Non è da escludere che gli aiuti corrispostigli a più riprese da esponenti della Sinistra di governo e dalla stessa casa reale finissero per condizionare in senso moderato gli orientamenti politici del Garibaldi. Già vicino allo Zanardelli e al Depretis, fu però con F. Crispi che il Garibaldi, anche in nome della comune appartenenza alla tradizione democratica e anticlericale, trovò il massimo della sintonia, prima in merito al problema della capitale e della sua amministrazione (Menotti, che era anche presidente del Consiglio provinciale, favorì il disegno accentratore del Crispi), quindi – e soprattutto – in materia di politica coloniale. Proprio in questo snodo fondamentale del progetto crispino, il Garibaldi, che già aveva avuto modi di pronunziarsi in Parlamento a favore della conquista dell’Abissinia, prese una posizione di chiaro sostegno alla scelta espansionistica, argomentandola con ragioni di prestigio internazionale e corroborandola di valutazioni tecnico-militari che talvolta lo portavano a rispolverare il proprio passato di combattente (nel 1887, all’indomani della sconfitta di Dogali, avrebbe voluto guidare insieme con il cognato Stefano Canzio una colonna di volontari, convinto che contro la guerriglia praticata dagli indigeni il sistema di combattimento tipico delle truppe in camicia rossa avrebbe avuto probabilità di successo superiori a quello dei regolari). Era suo l’o.d.g. del 5 marzo 1890 che, approvato dalla Camera, ne sanciva il consenso al “prudente indirizzo della politica africana” deciso dal governo con la recente creazione della colonia Eritrea. In seguito ulteriori suoi atteggiamenti filocrispini avrebbero indotto F. Cavallotti ad ammonirlo con qualche rudezza, scrivendogli: “Vai piano nei brindisi tu che insieme con un gran nome ereditasti dei doveri”.

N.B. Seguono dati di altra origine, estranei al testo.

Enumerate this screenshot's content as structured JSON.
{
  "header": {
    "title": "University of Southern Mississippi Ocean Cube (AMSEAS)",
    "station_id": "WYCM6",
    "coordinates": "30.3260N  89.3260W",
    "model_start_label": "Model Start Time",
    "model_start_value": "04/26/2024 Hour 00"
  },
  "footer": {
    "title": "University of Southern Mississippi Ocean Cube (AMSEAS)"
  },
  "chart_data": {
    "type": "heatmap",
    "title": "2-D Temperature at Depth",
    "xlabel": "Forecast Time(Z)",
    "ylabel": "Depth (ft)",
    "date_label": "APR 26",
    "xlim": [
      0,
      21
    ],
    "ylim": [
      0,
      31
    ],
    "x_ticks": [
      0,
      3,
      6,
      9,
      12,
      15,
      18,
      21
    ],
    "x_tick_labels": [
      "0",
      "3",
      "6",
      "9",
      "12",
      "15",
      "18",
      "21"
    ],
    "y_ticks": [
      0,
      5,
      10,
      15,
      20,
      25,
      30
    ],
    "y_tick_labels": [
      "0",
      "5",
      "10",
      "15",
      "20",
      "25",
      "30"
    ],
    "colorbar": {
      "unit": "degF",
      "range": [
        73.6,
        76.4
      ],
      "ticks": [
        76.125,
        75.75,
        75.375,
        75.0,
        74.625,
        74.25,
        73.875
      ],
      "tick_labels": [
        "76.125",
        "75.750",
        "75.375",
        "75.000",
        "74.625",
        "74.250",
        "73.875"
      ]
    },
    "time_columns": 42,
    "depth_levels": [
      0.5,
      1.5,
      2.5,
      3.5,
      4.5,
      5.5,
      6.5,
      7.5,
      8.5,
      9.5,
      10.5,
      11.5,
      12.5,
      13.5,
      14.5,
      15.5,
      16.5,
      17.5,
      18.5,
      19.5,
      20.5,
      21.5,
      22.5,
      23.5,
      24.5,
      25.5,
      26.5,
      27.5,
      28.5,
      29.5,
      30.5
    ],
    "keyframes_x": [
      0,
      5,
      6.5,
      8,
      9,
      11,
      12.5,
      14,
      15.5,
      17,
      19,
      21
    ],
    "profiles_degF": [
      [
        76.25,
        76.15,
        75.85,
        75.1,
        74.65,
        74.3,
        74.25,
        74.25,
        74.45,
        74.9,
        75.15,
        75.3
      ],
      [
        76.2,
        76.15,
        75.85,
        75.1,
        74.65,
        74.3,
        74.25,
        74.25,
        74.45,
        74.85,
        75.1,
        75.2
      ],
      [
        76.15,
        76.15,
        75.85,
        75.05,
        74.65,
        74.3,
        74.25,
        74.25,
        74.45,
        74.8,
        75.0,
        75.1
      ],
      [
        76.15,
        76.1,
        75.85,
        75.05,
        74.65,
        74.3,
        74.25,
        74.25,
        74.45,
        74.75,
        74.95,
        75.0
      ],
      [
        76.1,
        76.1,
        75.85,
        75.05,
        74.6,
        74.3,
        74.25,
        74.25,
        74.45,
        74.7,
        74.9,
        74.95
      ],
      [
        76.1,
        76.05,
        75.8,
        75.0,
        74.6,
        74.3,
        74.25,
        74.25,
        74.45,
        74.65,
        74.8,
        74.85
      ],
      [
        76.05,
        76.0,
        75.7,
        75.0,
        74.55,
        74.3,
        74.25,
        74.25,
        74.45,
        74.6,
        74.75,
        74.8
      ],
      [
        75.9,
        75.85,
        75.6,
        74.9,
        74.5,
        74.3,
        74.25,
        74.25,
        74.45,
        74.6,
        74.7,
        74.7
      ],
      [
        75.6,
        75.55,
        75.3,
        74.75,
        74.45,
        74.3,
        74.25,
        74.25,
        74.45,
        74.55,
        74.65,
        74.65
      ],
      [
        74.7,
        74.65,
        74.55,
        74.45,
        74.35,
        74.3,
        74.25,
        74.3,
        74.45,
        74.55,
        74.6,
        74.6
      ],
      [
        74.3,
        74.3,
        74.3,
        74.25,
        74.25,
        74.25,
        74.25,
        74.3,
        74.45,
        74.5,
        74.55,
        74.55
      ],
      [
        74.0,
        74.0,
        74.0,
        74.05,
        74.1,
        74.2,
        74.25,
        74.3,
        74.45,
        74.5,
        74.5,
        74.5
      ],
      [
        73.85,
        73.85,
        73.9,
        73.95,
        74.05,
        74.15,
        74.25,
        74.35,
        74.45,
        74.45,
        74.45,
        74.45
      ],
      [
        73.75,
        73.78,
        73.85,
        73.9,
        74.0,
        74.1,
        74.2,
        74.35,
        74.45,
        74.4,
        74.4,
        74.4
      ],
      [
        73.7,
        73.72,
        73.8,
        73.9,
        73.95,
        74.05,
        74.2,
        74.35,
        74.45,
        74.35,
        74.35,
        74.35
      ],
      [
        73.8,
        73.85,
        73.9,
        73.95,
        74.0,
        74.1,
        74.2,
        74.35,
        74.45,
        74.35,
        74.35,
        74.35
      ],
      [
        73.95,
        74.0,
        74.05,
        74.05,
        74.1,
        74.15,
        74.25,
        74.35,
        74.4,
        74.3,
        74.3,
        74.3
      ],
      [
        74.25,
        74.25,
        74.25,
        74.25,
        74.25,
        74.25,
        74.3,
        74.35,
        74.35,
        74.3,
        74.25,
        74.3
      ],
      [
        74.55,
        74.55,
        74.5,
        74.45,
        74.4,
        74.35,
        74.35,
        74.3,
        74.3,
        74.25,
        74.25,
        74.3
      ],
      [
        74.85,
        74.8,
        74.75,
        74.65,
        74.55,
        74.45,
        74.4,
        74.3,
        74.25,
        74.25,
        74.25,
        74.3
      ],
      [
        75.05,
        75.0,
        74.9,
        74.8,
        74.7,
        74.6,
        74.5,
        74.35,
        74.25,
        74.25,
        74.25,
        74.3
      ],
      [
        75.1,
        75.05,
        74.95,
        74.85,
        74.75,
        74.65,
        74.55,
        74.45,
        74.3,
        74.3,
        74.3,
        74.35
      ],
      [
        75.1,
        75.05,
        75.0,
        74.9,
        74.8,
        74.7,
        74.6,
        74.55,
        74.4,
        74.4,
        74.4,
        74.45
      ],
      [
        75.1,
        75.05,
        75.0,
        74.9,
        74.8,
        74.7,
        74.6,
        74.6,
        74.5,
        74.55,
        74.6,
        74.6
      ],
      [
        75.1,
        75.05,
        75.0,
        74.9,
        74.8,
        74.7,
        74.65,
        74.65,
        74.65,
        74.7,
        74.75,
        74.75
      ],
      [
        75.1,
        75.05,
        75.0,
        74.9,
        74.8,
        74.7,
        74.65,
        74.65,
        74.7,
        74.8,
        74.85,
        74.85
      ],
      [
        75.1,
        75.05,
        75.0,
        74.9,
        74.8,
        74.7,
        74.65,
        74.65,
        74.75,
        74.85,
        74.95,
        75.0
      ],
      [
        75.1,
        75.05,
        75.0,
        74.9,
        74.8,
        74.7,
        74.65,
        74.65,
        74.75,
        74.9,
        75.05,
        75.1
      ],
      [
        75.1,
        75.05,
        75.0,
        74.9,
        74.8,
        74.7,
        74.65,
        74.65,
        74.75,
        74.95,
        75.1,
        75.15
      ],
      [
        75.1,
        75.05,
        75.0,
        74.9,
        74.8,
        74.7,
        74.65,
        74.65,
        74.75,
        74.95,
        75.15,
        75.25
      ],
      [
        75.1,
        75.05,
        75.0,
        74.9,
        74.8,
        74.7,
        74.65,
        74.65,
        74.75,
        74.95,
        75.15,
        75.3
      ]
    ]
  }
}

Ammalatosi di una febbre malarica mentre si trovava nella tenuta di Carano, il Garibaldi, che l’anno prima era uscito quasi incolume da una caduta in un pozzo profondo 14 m, morì a Roma il 23 agosto 1903.
I solenni funerali, con la partecipazione di veterani, reduci, ex combattenti, massoni, di una delegazione dell’Unione liberale di cui era stato a lungo presidente e di una folla di gente comune, muovendo dalla romana porta S. Giovanni trasportarono la salma fino a Carano, dove ebbe luogo la sepoltura. Durante il percorso sull’Appia, all’altezza di Cecchina, sopraggiunse a cavallo G. d’Annunzio il quale, fermato il corteo, pronunziò un ispirato discorso commemorativo.
Il Garibaldi, che aveva sposato Italia Bideschini, alla sua morte lasciò cinque figli: Anita, Rosina, Gemma, Beppina e Giuseppe.